Coconut's rise from vilified saturated fat to miracle food is a bit absurd when you think about it. Of course, being a whole food and a staple ingredient in many cultures, it's nuts to think it was once on every doctor's "Do Not Eat" list. But now it's reputation has done a total 180. If you believe everything you read (please don't), coconut can do everything from burning fat to killing cancer.
While coconut's health claims are overblown, that doesn't mean there isn't a lot to love in everyone's favorite tropical fruit!
- Coconut oil is mostly saturated fat, which has long been thought of as the "bad," artery-clogging type, but recent research has complicated that matter. The specific types of fatty acids in coconut appear to raise HDL and LDL in a proportional way so it does not affect heart disease risk. Still, there's much more research supporting olive oil for heart health, so I use that as my primary fat.
- Coconut is a rich source of potassium, a mineral that helps control blood pressure. Half a cup of coconut milk has 10% daily needs for potassium.
- Much of the fat in coconut is from Medium Chain Triglycerides (MCTs), a rapidly digested type of fat which may slightly raise metabolism, increase satiety and even benefit cognitive function.
- About 50% of the fatty acids in coconut are lauric acid, which have been shown to have an antifungal and antimicrobial effect. In fact, it's been studied as a potential treatment for c. diff, candida overgrowth and for dental health.
- Coconut contains a nice dose of magnesium, a mineral that plays a wide variety of roles in energy metabolism, blood sugar control, bone health, and cognitive health. Unfortunately, up to 70% of Americans are deficient in magnesium. Half a cup of coconut milk contains 10% daily needs.
Most of all, I just love it's flavor! Although coconut isn't everyone's cup of tea, I adore it! With a hint of vanilla and sweetness, I use it in place of milk and cream on a regular basis in everything from my morning cup of coffee to adding creaminess to soups!
This light and airy coconut pudding cake from @RHartleyRD is perfect for summer! Tweet this
Coconut Pudding Cake with Blueberry Sauce
- 2 tablespoons coconut oil
- 1/3 cup coconut sugar or regular sugar
- 1/4 cup white whole wheat flour
- 3 large eggs, at room temperature, separated
- 1 1/4 cups canned coconut milk
- Pinch sea salt
- 12 ounce bag frozen blueberries
- 1 lime, zested and juiced
- 1/3 cup coconut chips
- Preheat oven to 325 degrees Fahrenheit. Spray a 1-quart gratin dish with oil or rub with coconut oil.
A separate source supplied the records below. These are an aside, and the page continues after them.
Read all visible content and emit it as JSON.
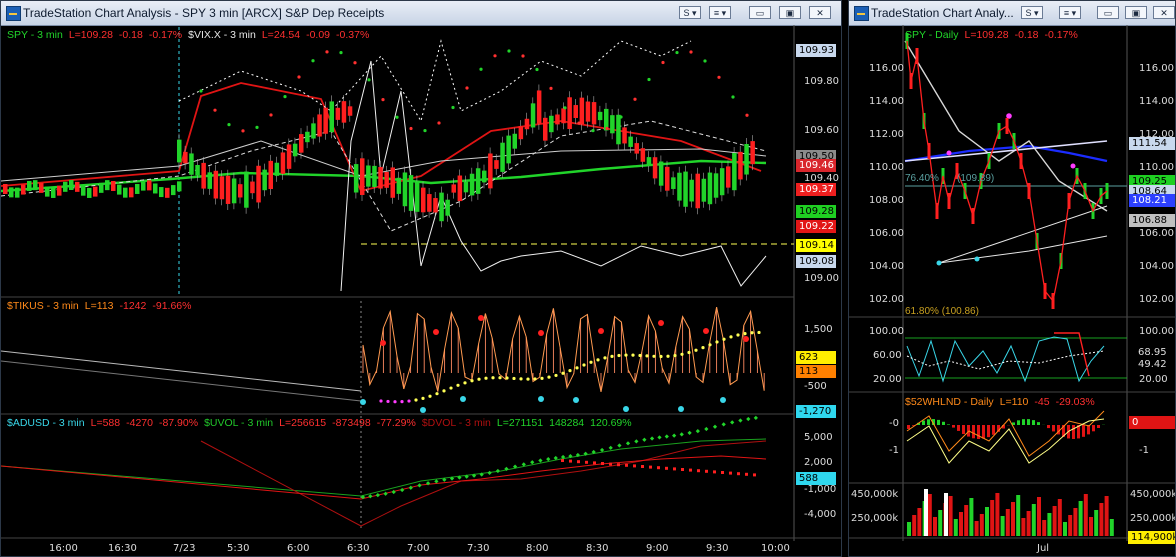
{
  "colors": {
    "green": "#21d42a",
    "red": "#ff2020",
    "cyan": "#39d6e8",
    "orange": "#ff8a1a",
    "white": "#e6e6e6",
    "yellow": "#ffff55",
    "magenta": "#ff3cff",
    "blue": "#2336ff"
  },
  "left_window": {
    "title": "TradeStation Chart Analysis - SPY 3 min [ARCX] S&P Dep Receipts",
    "buttons": {
      "dd1": "S ▾",
      "dd2": "≡ ▾",
      "min": "▭",
      "max": "▣",
      "close": "✕"
    },
    "main": {
      "spy": {
        "name": "SPY - 3 min",
        "last": "L=109.28",
        "chg": "-0.18",
        "pct": "-0.17%"
      },
      "vix": {
        "name": "$VIX.X - 3 min",
        "last": "L=24.54",
        "chg": "-0.09",
        "pct": "-0.37%"
      },
      "ticks": [
        "109.80",
        "109.60",
        "109.40",
        "109.00"
      ],
      "badges": [
        {
          "t": "109.93",
          "bg": "#c9d9ee",
          "fg": "#000"
        },
        {
          "t": "109.50",
          "bg": "#8b8b8b",
          "fg": "#000"
        },
        {
          "t": "109.46",
          "bg": "#d9262c",
          "fg": "#fff"
        },
        {
          "t": "109.37",
          "bg": "#ef1f1f",
          "fg": "#fff"
        },
        {
          "t": "109.28",
          "bg": "#1fd022",
          "fg": "#000"
        },
        {
          "t": "109.22",
          "bg": "#e21616",
          "fg": "#fff"
        },
        {
          "t": "109.14",
          "bg": "#ffff00",
          "fg": "#000"
        },
        {
          "t": "109.08",
          "bg": "#c9d9ee",
          "fg": "#000"
        }
      ]
    },
    "tikus": {
      "header": {
        "name": "$TIKUS - 3 min",
        "last": "L=113",
        "chg": "-1242",
        "pct": "-91.66%"
      },
      "ticks": [
        "1,500",
        "-500"
      ],
      "badges": [
        {
          "t": "623",
          "bg": "#ffee00",
          "fg": "#000"
        },
        {
          "t": "113",
          "bg": "#ff8000",
          "fg": "#000"
        },
        {
          "t": "-1,270",
          "bg": "#2fd7ee",
          "fg": "#000"
        }
      ]
    },
    "adusd": {
      "adusd": {
        "name": "$ADUSD - 3 min",
        "last": "L=588",
        "chg": "-4270",
        "pct": "-87.90%"
      },
      "uvol": {
        "name": "$UVOL - 3 min",
        "last": "L=256615",
        "chg": "-873498",
        "pct": "-77.29%"
      },
      "dvol": {
        "name": "$DVOL - 3 min",
        "last": "L=271151",
        "chg": "148284",
        "pct": "120.69%"
      },
      "ticks": [
        "5,000",
        "2,000",
        "-1,000",
        "-4,000"
      ],
      "badges": [
        {
          "t": "588",
          "bg": "#2fd7ee",
          "fg": "#000"
        }
      ]
    },
    "time_axis": [
      "16:00",
      "16:30",
      "7/23",
      "5:30",
      "6:00",
      "6:30",
      "7:00",
      "7:30",
      "8:00",
      "8:30",
      "9:00",
      "9:30",
      "10:00"
    ]
  },
  "right_window": {
    "title": "TradeStation Chart Analy...",
    "buttons": {
      "dd1": "S ▾",
      "dd2": "≡ ▾",
      "min": "▭",
      "max": "▣",
      "close": "✕"
    },
    "main": {
      "spy": {
        "name": "SPY - Daily",
        "last": "L=109.28",
        "chg": "-0.18",
        "pct": "-0.17%"
      },
      "ticks": [
        "116.00",
        "114.00",
        "112.00",
        "110.00",
        "108.00",
        "106.00",
        "104.00",
        "102.00"
      ],
      "fib1": "76.40%",
      "fib1b": "(109.89)",
      "fib2": "61.80% (100.86)",
      "badges": [
        {
          "t": "111.54",
          "bg": "#c9d9ee",
          "fg": "#000"
        },
        {
          "t": "109.25",
          "bg": "#1fd022",
          "fg": "#000"
        },
        {
          "t": "108.64",
          "bg": "#c9d9ee",
          "fg": "#000"
        },
        {
          "t": "108.21",
          "bg": "#2d40ff",
          "fg": "#fff"
        },
        {
          "t": "106.88",
          "bg": "#c0c0c0",
          "fg": "#000"
        }
      ]
    },
    "stoch": {
      "ticks": [
        "100.00",
        "60.00",
        "20.00"
      ],
      "badges": [
        {
          "t": "68.95",
          "bg": "#000",
          "fg": "#ddd"
        },
        {
          "t": "49.42",
          "bg": "#000",
          "fg": "#ddd"
        }
      ]
    },
    "whlnd": {
      "header": {
        "name": "$52WHLND - Daily",
        "last": "L=110",
        "chg": "-45",
        "pct": "-29.03%"
      },
      "ticks": [
        "-0",
        "-1"
      ],
      "badges": [
        {
          "t": "0",
          "bg": "#e01414",
          "fg": "#fff"
        }
      ]
    },
    "volume": {
      "ticks": [
        "450,000k",
        "250,000k"
      ],
      "badges": [
        {
          "t": "114,900k",
          "bg": "#ffee00",
          "fg": "#000"
        }
      ]
    },
    "time_axis": [
      "Jul"
    ]
  }
}
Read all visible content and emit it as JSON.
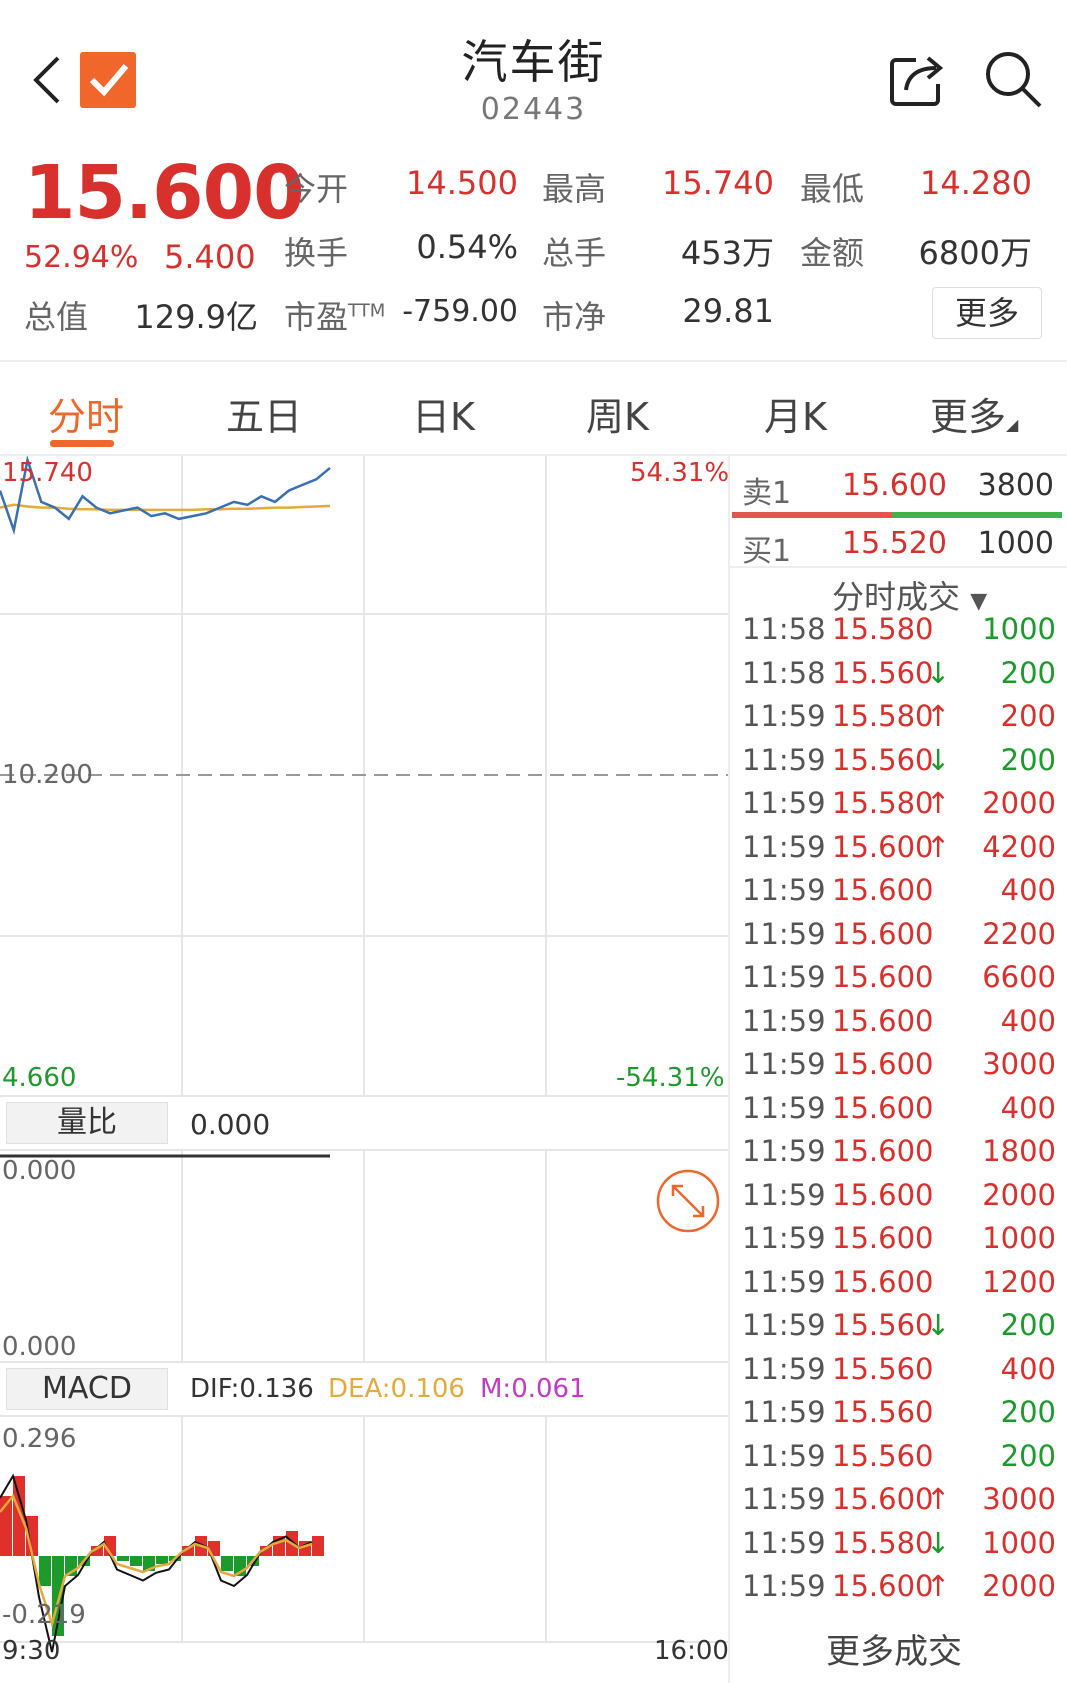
{
  "header": {
    "title": "汽车街",
    "code": "02443"
  },
  "quote": {
    "price": "15.600",
    "pct": "52.94%",
    "change": "5.400",
    "stats": [
      {
        "label": "今开",
        "value": "14.500",
        "color": "red"
      },
      {
        "label": "最高",
        "value": "15.740",
        "color": "red"
      },
      {
        "label": "最低",
        "value": "14.280",
        "color": "red"
      },
      {
        "label": "换手",
        "value": "0.54%",
        "color": "black"
      },
      {
        "label": "总手",
        "value": "453万",
        "color": "black"
      },
      {
        "label": "金额",
        "value": "6800万",
        "color": "black"
      },
      {
        "label": "总值",
        "value": "129.9亿",
        "color": "black"
      },
      {
        "label": "市盈",
        "sup": "TTM",
        "value": "-759.00",
        "color": "black"
      },
      {
        "label": "市净",
        "value": "29.81",
        "color": "black"
      }
    ],
    "more": "更多"
  },
  "tabs": [
    "分时",
    "五日",
    "日K",
    "周K",
    "月K",
    "更多"
  ],
  "chart": {
    "high_label": "15.740",
    "high_pct": "54.31%",
    "mid_label": "10.200",
    "low_label": "4.660",
    "low_pct": "-54.31%",
    "vol_label": "量比",
    "vol_value": "0.000",
    "vol_top": "0.000",
    "vol_bottom": "0.000",
    "macd_label": "MACD",
    "dif": "DIF:0.136",
    "dea": "DEA:0.106",
    "m": "M:0.061",
    "macd_top": "0.296",
    "macd_bottom": "-0.219",
    "time_start": "9:30",
    "time_end": "16:00"
  },
  "chart_data": {
    "type": "line",
    "series": [
      {
        "values": [
          15.2,
          14.5,
          15.74,
          15.0,
          14.9,
          14.7,
          15.1,
          14.9,
          14.8,
          14.85,
          14.9,
          14.75,
          14.8,
          14.7,
          14.75,
          14.8,
          14.9,
          15.0,
          14.95,
          15.1,
          15.0,
          15.2,
          15.3,
          15.4,
          15.6
        ]
      },
      {
        "values": [
          14.9,
          14.95,
          14.92,
          14.9,
          14.9,
          14.88,
          14.87,
          14.87,
          14.86,
          14.86,
          14.86,
          14.86,
          14.86,
          14.86,
          14.86,
          14.87,
          14.87,
          14.88,
          14.88,
          14.89,
          14.9,
          14.9,
          14.91,
          14.92,
          14.93
        ]
      }
    ],
    "ylim": [
      4.66,
      15.74
    ]
  },
  "colors": {
    "up": "#d8312d",
    "down": "#1c9a2c",
    "accent": "#f0662b"
  },
  "orderbook": {
    "ask": {
      "label": "卖1",
      "price": "15.600",
      "vol": "3800"
    },
    "bid": {
      "label": "买1",
      "price": "15.520",
      "vol": "1000"
    },
    "trades_title": "分时成交",
    "more_trades": "更多成交"
  },
  "trades": [
    {
      "t": "11:58",
      "p": "15.580",
      "a": "",
      "v": "1000",
      "vc": "green"
    },
    {
      "t": "11:58",
      "p": "15.560",
      "a": "↓",
      "v": "200",
      "vc": "green"
    },
    {
      "t": "11:59",
      "p": "15.580",
      "a": "↑",
      "v": "200",
      "vc": "red"
    },
    {
      "t": "11:59",
      "p": "15.560",
      "a": "↓",
      "v": "200",
      "vc": "green"
    },
    {
      "t": "11:59",
      "p": "15.580",
      "a": "↑",
      "v": "2000",
      "vc": "red"
    },
    {
      "t": "11:59",
      "p": "15.600",
      "a": "↑",
      "v": "4200",
      "vc": "red"
    },
    {
      "t": "11:59",
      "p": "15.600",
      "a": "",
      "v": "400",
      "vc": "red"
    },
    {
      "t": "11:59",
      "p": "15.600",
      "a": "",
      "v": "2200",
      "vc": "red"
    },
    {
      "t": "11:59",
      "p": "15.600",
      "a": "",
      "v": "6600",
      "vc": "red"
    },
    {
      "t": "11:59",
      "p": "15.600",
      "a": "",
      "v": "400",
      "vc": "red"
    },
    {
      "t": "11:59",
      "p": "15.600",
      "a": "",
      "v": "3000",
      "vc": "red"
    },
    {
      "t": "11:59",
      "p": "15.600",
      "a": "",
      "v": "400",
      "vc": "red"
    },
    {
      "t": "11:59",
      "p": "15.600",
      "a": "",
      "v": "1800",
      "vc": "red"
    },
    {
      "t": "11:59",
      "p": "15.600",
      "a": "",
      "v": "2000",
      "vc": "red"
    },
    {
      "t": "11:59",
      "p": "15.600",
      "a": "",
      "v": "1000",
      "vc": "red"
    },
    {
      "t": "11:59",
      "p": "15.600",
      "a": "",
      "v": "1200",
      "vc": "red"
    },
    {
      "t": "11:59",
      "p": "15.560",
      "a": "↓",
      "v": "200",
      "vc": "green"
    },
    {
      "t": "11:59",
      "p": "15.560",
      "a": "",
      "v": "400",
      "vc": "red"
    },
    {
      "t": "11:59",
      "p": "15.560",
      "a": "",
      "v": "200",
      "vc": "green"
    },
    {
      "t": "11:59",
      "p": "15.560",
      "a": "",
      "v": "200",
      "vc": "green"
    },
    {
      "t": "11:59",
      "p": "15.600",
      "a": "↑",
      "v": "3000",
      "vc": "red"
    },
    {
      "t": "11:59",
      "p": "15.580",
      "a": "↓",
      "v": "1000",
      "vc": "red"
    },
    {
      "t": "11:59",
      "p": "15.600",
      "a": "↑",
      "v": "2000",
      "vc": "red"
    }
  ]
}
- In a large bowl, beat coconut oil with sugar until creamy with a handheld mixer. Beat in egg yolks, then flour, coconut milk and salt.
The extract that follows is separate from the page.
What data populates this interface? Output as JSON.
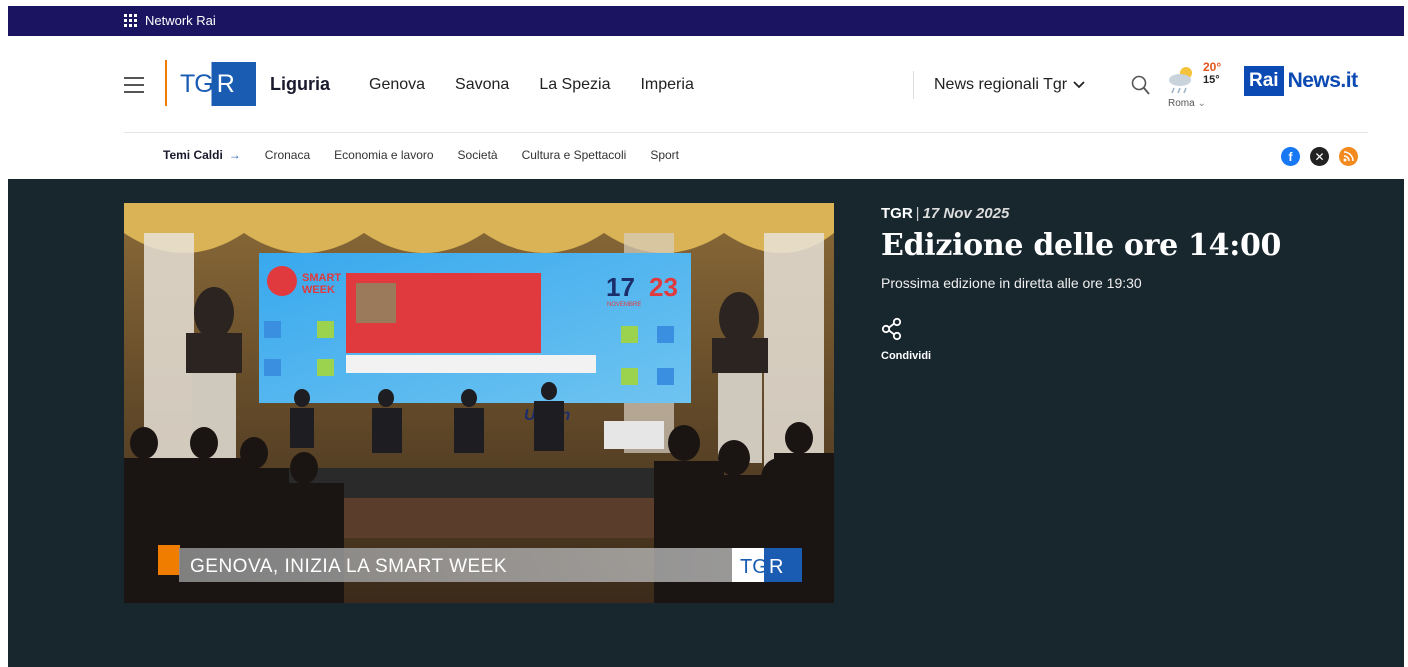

- Rinse beaters clean. Place egg whites in a medium bowl and beat until soft peaks form. Fold in half of the egg white mixture into the yolk mixture until combined, then fold in the remaining half.
- Pour batter into the baking dish. Place baking dish over a roasting pan. Pour about an inch of water into the roasting pan. Place in the oven and bake 35-40 minutes until cake if puffed and golden. Place on a wire rack to cool for 10 minutes.
- While cake is baking, make blueberry sauce. Place blueberries and lime juice in a small pot on medium heat. Bring to a simmer until juice is released from blueberries and sauce forms. Turn off heat and let cool.
- When cake and sauce have cooled slightly, pour sauce in the middle of the cake. Sprinkle coconut chips over the top and serve.